Depending on the values of these constants four type MUs are distinguished:
- I – fast twitch-fatigue resistant (FR);
- II – fast twitch-fatiguable (FF);
- III – intermediate (IM);
- IV – slow twitch (S).
Independently of these default values, everyone may choose these constants thus defining other types of MUs. A parameter that accounts for MUs fatigue during prolonged motor activity is also provided. It is defined as a non-linear decrease of FMUmax depending on the MU activity during the preceding time period.
Hierarchical genetic algorithm
Classical Genetic Algorithm (GA) is inspired by natural evolution where the fittest individuals survive. GA presumes that the potential solution of any problem is an “individual” and can be represented by set of parameters. These parameters are regarded as genes of a chromosome and can be structured by string of values. On each step of the algorithm a subsequent generation is created by means of genetic operations (mutation and crossover). In this process of evolution the “better” chromosomes generate a larger number of offspring, and thus have a higher chance of surviving. In HGA, besides the regular genes there are control genes also. The control genes activate or inhibit a given subset of regular genes.
In the present model genes encode the time moments of neural stimulation of the associated motor units. Therefore each “individual”, obtained by a concatenation of the strings associated with MUs, represents the overall activity of the muscle system. This activity is modified by mutation operations or is combined from two different solutions by crossover operations. Thus new solutions are obtained and they together with the previous ones are evaluated by a fitness function. The fitness function is a combination of functions that estimate the “goodness” of the individuals with respect to different criteria (minimal total muscle force, minimal muscle fatigue, maximal trajectory accuracy, etc.)
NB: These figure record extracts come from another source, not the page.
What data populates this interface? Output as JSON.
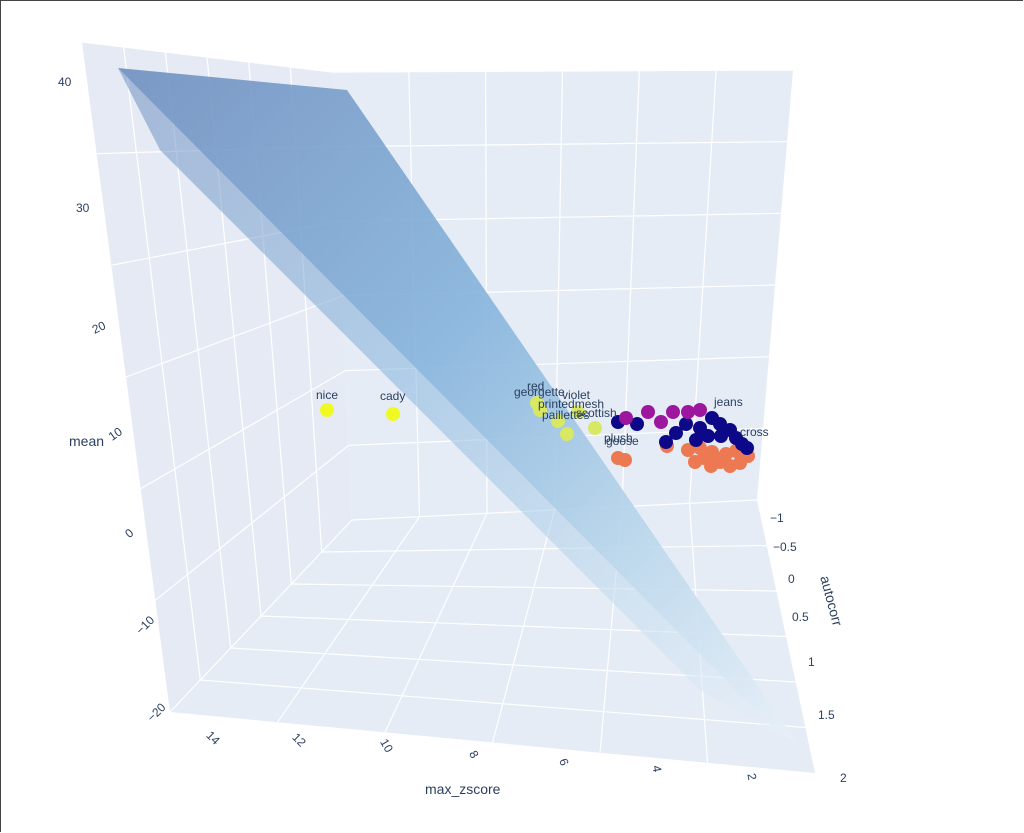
{
  "chart_data": {
    "type": "scatter3d",
    "axes": {
      "x": {
        "title": "max_zscore",
        "ticks": [
          "14",
          "12",
          "10",
          "8",
          "6",
          "4",
          "2"
        ]
      },
      "y": {
        "title": "autocorr",
        "ticks": [
          "−1",
          "−0.5",
          "0",
          "0.5",
          "1",
          "1.5",
          "2"
        ]
      },
      "z": {
        "title": "mean",
        "ticks": [
          "40",
          "30",
          "20",
          "10",
          "0",
          "−10",
          "−20"
        ]
      }
    },
    "colors": {
      "cluster_0": "#0d0887",
      "cluster_1": "#9c179e",
      "cluster_2": "#ed7953",
      "cluster_3": "#f0f921",
      "cluster_3b": "#d8e863",
      "plane": "#7fa8d8"
    },
    "labeled_points": [
      {
        "text": "nice",
        "cluster": "cluster_3"
      },
      {
        "text": "cady",
        "cluster": "cluster_3"
      },
      {
        "text": "red",
        "cluster": "cluster_3b"
      },
      {
        "text": "georgette",
        "cluster": "cluster_3b"
      },
      {
        "text": "violet",
        "cluster": "cluster_3b"
      },
      {
        "text": "printedmesh",
        "cluster": "cluster_3b"
      },
      {
        "text": "paillettes",
        "cluster": "cluster_3b"
      },
      {
        "text": "scottish",
        "cluster": "cluster_3b"
      },
      {
        "text": "plush",
        "cluster": "cluster_2"
      },
      {
        "text": "goose",
        "cluster": "cluster_2"
      },
      {
        "text": "jeans",
        "cluster": "cluster_0"
      },
      {
        "text": "cross",
        "cluster": "cluster_0"
      }
    ],
    "grid": true,
    "regression_plane": true
  }
}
Only elbow joint is modeled so far. Flexion and extension movements with different duration and initial and final positions are investigated. The main flexor and extensor muscles are considered in the model: BIC (m.biceps brachii), BRA (m.brachialis), BRD (m.brachioradialis), TRI (m.triceps brachii), ANC (m.anconeus). Their lever arms with respect to the rotation center in the elbow joint are supposed dependent on the joint angle and regression equations are used for their calculations. The following optimization criteria are realized and tested:
- minimal sum of all muscle forces;
- minimal MUs activation;
- minimal MUs fatigue;
- minimal sum of the muscle stresses (muscle forces divided to the muscle physiological cross-sectional area);
- minimal total error between desired and actual (calculated) elbow joint moment.
All these criteria can be combined with different weights in a fitness function. Most of the simulations were performed using less than actual number of MUs, because of very fast increase of the computational load with the increase of the total number of the MUs considered in the model. Very fast elbow flexion (from 0 to 150 degrees for 200 ms) is investigated using nearly real number of MUs: m.BIC – 774 MUs, m.BRA – 804 MUs, m.BRD – 194 MUs, m.TRI – 686 MUs, m.ANC – 180 MUs. The influence of the relation between the number of fast and slow MUs on the predicted muscle forces and so called “simulated EMG” (the number of applied neural impulses for a given time period) is investigated.